Gina returned to the porch. “I’ll get Amberleigh. Teo.” She took his hand and gave it a reassuring squeeze, which seemed to work better than her smile, because his frown smoothed out as soon as she touched him. “Can you help with the bags?”

He nodded, and Gina went into the house, trotted up the stairs. She was so preoccupied with Jase’s bizarre about-face, along with everything else, she’d opened the door to the As’ room before she registered the strange sounds coming from the other side. Then she stood in the doorway and stared.

The place was trashed. Clothes strewn everywhere, most of them shredded. The curtains hung in tatters; the bedspread wasn’t much better.

The strange sounds, which had morphed into gurgles, grunts, and growls, emanated from the bathroom along with the splash of running water.

“Amberleigh?” Gina called, crossing the floor and glancing inside.

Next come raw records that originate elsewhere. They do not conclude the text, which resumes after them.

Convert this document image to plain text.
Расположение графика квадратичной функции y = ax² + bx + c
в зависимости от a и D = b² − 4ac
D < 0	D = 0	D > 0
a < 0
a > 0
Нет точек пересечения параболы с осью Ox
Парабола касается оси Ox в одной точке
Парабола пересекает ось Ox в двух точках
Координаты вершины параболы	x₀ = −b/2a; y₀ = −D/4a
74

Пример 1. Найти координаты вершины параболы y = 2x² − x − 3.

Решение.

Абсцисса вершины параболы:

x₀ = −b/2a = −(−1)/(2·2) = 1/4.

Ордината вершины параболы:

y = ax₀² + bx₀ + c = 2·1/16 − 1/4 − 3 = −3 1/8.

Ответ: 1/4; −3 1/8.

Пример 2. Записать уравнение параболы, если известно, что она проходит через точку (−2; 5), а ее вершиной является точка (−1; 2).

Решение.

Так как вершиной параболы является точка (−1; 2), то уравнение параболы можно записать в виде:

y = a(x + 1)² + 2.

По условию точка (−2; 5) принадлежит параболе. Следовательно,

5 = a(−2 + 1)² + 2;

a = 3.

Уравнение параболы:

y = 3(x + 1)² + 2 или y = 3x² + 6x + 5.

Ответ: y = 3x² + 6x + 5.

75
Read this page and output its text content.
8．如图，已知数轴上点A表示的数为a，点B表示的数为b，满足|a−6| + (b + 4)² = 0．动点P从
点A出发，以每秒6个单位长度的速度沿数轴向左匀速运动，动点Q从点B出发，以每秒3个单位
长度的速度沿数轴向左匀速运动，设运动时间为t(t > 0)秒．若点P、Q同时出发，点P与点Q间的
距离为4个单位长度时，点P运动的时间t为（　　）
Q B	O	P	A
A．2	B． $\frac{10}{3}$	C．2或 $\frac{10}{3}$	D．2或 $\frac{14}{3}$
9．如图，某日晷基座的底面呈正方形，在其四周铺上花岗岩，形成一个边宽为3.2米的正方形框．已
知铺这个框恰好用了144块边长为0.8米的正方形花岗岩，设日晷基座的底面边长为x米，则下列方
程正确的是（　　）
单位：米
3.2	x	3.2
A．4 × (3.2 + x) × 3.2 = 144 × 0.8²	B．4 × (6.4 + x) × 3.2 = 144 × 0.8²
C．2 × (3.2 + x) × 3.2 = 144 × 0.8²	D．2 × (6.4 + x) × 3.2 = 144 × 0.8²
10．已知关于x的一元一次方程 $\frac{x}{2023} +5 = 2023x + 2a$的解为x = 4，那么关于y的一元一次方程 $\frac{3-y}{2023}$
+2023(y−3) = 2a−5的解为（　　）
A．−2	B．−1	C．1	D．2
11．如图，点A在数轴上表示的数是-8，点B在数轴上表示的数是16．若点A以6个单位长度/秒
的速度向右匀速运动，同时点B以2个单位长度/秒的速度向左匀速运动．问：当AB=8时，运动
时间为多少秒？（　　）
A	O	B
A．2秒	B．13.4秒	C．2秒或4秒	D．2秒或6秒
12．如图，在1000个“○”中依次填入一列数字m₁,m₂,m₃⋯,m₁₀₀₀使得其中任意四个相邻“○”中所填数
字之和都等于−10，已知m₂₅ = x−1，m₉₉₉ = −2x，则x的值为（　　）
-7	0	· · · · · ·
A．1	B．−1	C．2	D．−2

The girl leaned over the rim of the bathtub, mouth directly under the gushing stream as she greedily guzzled. The smooth, golden perfection of her naked body was marred only by the seeping, bloody mess of one ankle.

No wonder it had hurt.

“Hey,” Gina began.

Amberleigh’s head whipped around, spraying water across the tile.

She didn’t look like Amberleigh anymore.

Gina slammed the door. What had once been Amberleigh hit the other side with a thud that cracked the casing.

She should run, but she wasn’t going to turn her back on that … thing. No way in hell.

A hand smashed through the wood. Those doors were pure oak. How had she done that? Perhaps the claws that had sprouted where her fingers had once been had helped.

Amberleigh’s face appeared in the hole. Her hair hung in hanks; her eyes had gone feral. Were her teeth getting bigger? Or was her nose getting smaller?

“Shit,” Gina muttered. Amberleigh was changing.

Gina no longer cared about turning her back; all she cared about was getting gone. She ran from the room, down the hall, trying not to scream, afraid to bring the others. Most of them would only be bait.

She tried to think. Where to go? What to do? How to keep Amberleigh in here until Gina could get to the gun out there?

The scritch of claws across the hall floor sounded like a dog trying to gain traction on hardwood. Gina reached the steps and glanced back.

Big mistake, because what she saw made her stiffen, lurch, and then she was falling, grasping at the railing, catching it just enough so that she didn’t die, though by the time she reached the bottom she almost wished she had.

The wind was knocked out of her. She couldn’t draw a breath. Couldn’t move. Couldn’t speak.

It got even worse when Amberleigh landed on her chest.

If the dirty-blond werewolf—guess Amberleigh bleached her hair, big shock—with the big baby blues had gone right for Gina’s throat, she’d have been done for. But apparently Amberleigh liked to play with her food.

Her lip pulled back in a snarl. Foam flecked her snout. If it hadn’t been for the human eyes, Gina would believe a rabid wolf had crept into the house. But the eyes were human, and they were Amberleigh’s.

The creature leaned slowly forward, waiting for Gina to panic, to squirm, to beg. Gina might have, if she’d yet been able to speak. However, the hundred-plus pounds of beast on her chest prevented her from doing anything but gasp.

Amberleigh quickly became bored—another thing the wolf and the girl had in common besides their eyes. She reared back to strike and—

Flames shot out the top of her head.

CHAPTER 22

Gina shoved the howling, fiery, dying mass of fur and fangs from her chest, then scooted away. Her back ran into something solid, and she gasped, whirled, then went into Teo’s arms as he fell to his knees and caught her.